Il conflitto in atto fra Russia e Ucraina è una tragedia umana, causa di innumerevoli vittime e di immensi danni economici collaterali. Gli equilibri geopolitici sono stati stravolti, come anche quelli dei mercati.
Come già evidenziato, in contesti di incertezza, per proteggere il proprio patrimonio gli investitori tendono ad orientarsi verso i beni rifugio, come oro e diamanti. Ma in tempi di guerra è a rischio anche il capitale culturale ed artistico delle aree contese. In un articolo del New York Times dello scorso 30 aprile, la direttrice del Museo di storia locale di Melitopol – città ucraina caduta sotto il controllo russo -, ha rilasciato dichiarazioni a proposito di un violento saccheggio di oggetti in oro custoditi nel museo e appartenenti alla cultura degli Sciti.
Ma chi sono gli Sciti e qual è stato il rapporto di questa antica popolazione con l’oro?
Gli Sciti furono una popolazione nomade indoeuropea.
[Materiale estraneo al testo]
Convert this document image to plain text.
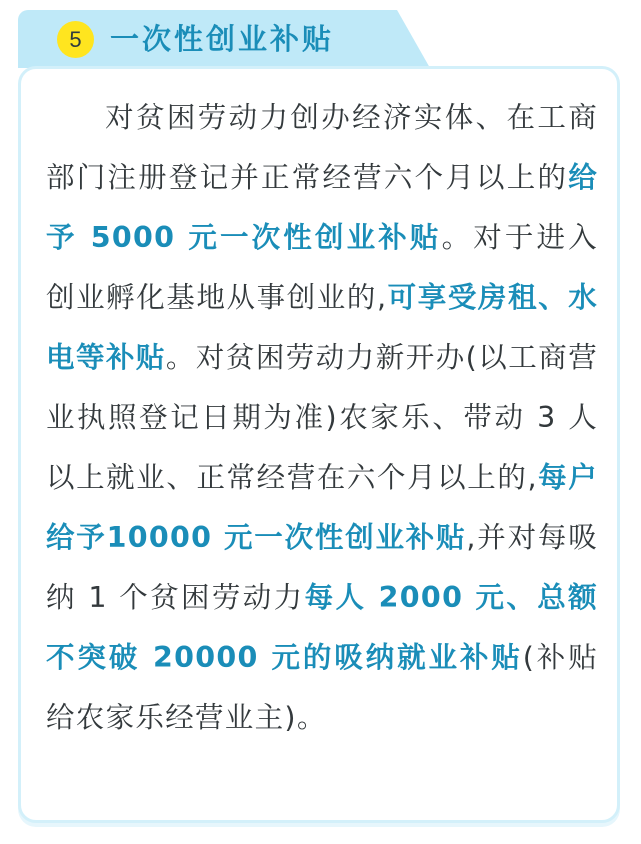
5 一次性创业补贴

对贫困劳动力创办经济实体、在工商部门注册登记并正常经营六个月以上的给予 5000 元一次性创业补贴。对于进入创业孵化基地从事创业的,可享受房租、水电等补贴。对贫困劳动力新开办(以工商营业执照登记日期为准)农家乐、带动 3 人以上就业、正常经营在六个月以上的,每户给予10000 元一次性创业补贴,并对每吸纳 1 个贫困劳动力每人 2000 元、总额不突破 20000 元的吸纳就业补贴(补贴给农家乐经营业主)。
Stabilita poi negli attuali territori di Kazakistan, Russia meridionale e Ucraina, dove costruirono un regno lungo mille anni, a partire dal VII secolo a.C. L’oro aveva un ruolo fondamentale nella religione praticata. Il metallo giallo veniva considerato il tramite tra la dimensione umana e quella divina. Il mito della creazione raccontava di tre manufatti d’oro discesi dal cielo e afferrati solo dall’ultimo dei tre figli di Targitao, primo uomo nato sulla terra. Il terzogenito Colassai diviene quindi re degli Sciti. Da quel momento il custode dell’oro sacro sarà destinato a regnare sulla popolazione.
L’oro era usato nella vita di tutti i giorni: nell’abbigliamento, nelle calzature, nelle munizioni militari e nei finimenti per cavalli. Ma ancora più interessante fu l’uso che ne venne fatto in ambito funerario. Gli Sciti seppellivano senza alcun rimpianto enormi quantità di gioielli d’oro insieme ai defunti. Lo facevano nei Kurgan, caratteristiche strutture architettoniche dislocate nella steppa, che fungevano da tumuli e nascondevano complessi mausolei sotterranei. I kurgan, che oggi appaiono come caratteristici terrapieni che movimentano la fredda pianura, si rivelarono nel corso della storia difficili da depredare.
Gli scavi archeologici ufficiali hanno quindi potuto riportare alla luce tesori dal valore inestimabile, come un pettine d’oro del peso di 294 grammi o una decorazione pettorale di oltre un chilogrammo, appartenuta ad un re scita vissuto nel IV secolo a.C. Ma anche gioielli per uomini e per donne, ornamenti e manufatti tipicamente rappresentativi di figure animali e creature immaginarie, come grifoni, chimere e sfingi.
Tutto questo prezioso materiale rinvenuto costituisce l’inestimabile tesoro degli Sciti, oggi a rischio a causa dell’inasprimento del conflitto. Quell’oro sacro, antico simbolo di potere, fino a ieri custodito nei musei dei territori un tempo abitati dall’antico popolo, si trova oggi nuovamente conteso tra fratelli, al centro di tensioni belliche e di controversie internazionali.
Una curiosità. Nel 2014, poco prima che la Russia occupasse i territori della Crimea, ad Amsterdam si tenne una mostra al museo Allan Pierson, che aveva ad oggetto una collezione di manufatti d’oro delle tribù Scite, prese in prestito da un museo di Kiev e da quattro musei della stessa Crimea. I tesori erano ancora ad Amsterdam quando la Crimea firmò la sua adesione formale alla Russia. A chi restituire dunque la preziosa collezione? All’Ucraina, di cui la Crimea era parte prima della mostra, o ai musei della Crimea, ora annessa alla Federazione Russa? Si è così creato un caso giuridico internazionale durato anni, concluso nel 2021 con la scelta della corte olandese di riconsegnare gli ultimi oggetti contesi a Kiev. Sarà interessante seguire gli sviluppi della vicenda alla luce del conflitto in corso.